Model history

Read more about the validation methodology below.

Validation methodology

For each model validation, depending on the type of model, chempleter.inference.extend or chempleter.inference.bridge are used. Metrics and descriptors are calculated for N (500, by default) random samples. See chempleter.validate module for the source code.

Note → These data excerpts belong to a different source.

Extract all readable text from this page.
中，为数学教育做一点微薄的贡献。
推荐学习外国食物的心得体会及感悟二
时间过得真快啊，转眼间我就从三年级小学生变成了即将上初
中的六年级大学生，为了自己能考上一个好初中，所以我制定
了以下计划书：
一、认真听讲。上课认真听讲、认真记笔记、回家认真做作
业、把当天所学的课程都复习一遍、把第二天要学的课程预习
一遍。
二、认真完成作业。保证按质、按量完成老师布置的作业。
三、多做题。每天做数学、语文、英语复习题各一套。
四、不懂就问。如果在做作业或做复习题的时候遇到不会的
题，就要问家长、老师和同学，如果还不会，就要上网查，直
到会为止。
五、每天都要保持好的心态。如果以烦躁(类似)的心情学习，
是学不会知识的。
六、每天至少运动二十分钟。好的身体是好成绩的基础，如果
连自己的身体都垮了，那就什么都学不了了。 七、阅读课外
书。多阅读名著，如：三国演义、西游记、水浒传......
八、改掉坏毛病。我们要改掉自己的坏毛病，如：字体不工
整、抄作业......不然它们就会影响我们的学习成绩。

Generation Quality Metrics

The following metrics assess the quality of the generated molecules:

Generation Quality Metrics

Metric

Description

Uniqueness

Fraction of generated molecules that are unique. Computed as the number of distinct SMILES strings divided by the total number of generated molecules.

Novelty

Fraction of generated molecules not present in the training dataset. Computed by comparing the set of generated SMILES to the reference SMILES dataset and calculating the proportion that are new.

SELFIES fidelity

Measures the encoding fidelity of the SELFIES representation. Computed as the average fraction of tokens in the generated SELFIES that are ignored when re-encoding the molecule back to SELFIES via from generated SMILES. Lower values indicate that a low fraction of generated tokens are ignored due to the decoding or the model is generating more valid molecules.

Descriptor statistics

The following descriptors (as implemented in RDKit) and their distirbutions summarize the physicochemical and structural properties of the generated molecules:

Descriptor Statistics

Descriptor

Description

MW

Molecular Weight. Average, min, and max over generated molecules.

LogP

Octanol-water partition coefficient. Indicates lipophilicity.

SA_Score

Synthetic Accessibility Score. Estimates ease of chemical synthesis (1 = easy, 10 = difficult).

QED

Quantitative Estimate of Drug-likeness (0–1). Higher is more drug-like.

Fsp3

Fraction of sp3 hybridized carbons.

RotatableBonds

Number of rotatable bonds. Indicates molecular flexibility.

RingCount

Number of rings present in the molecule.

TPSA

Topological Polar Surface Area. Correlates with permeability and solubility.

RadicalElectrons

Number of unpaired electrons (radicals) in the molecule.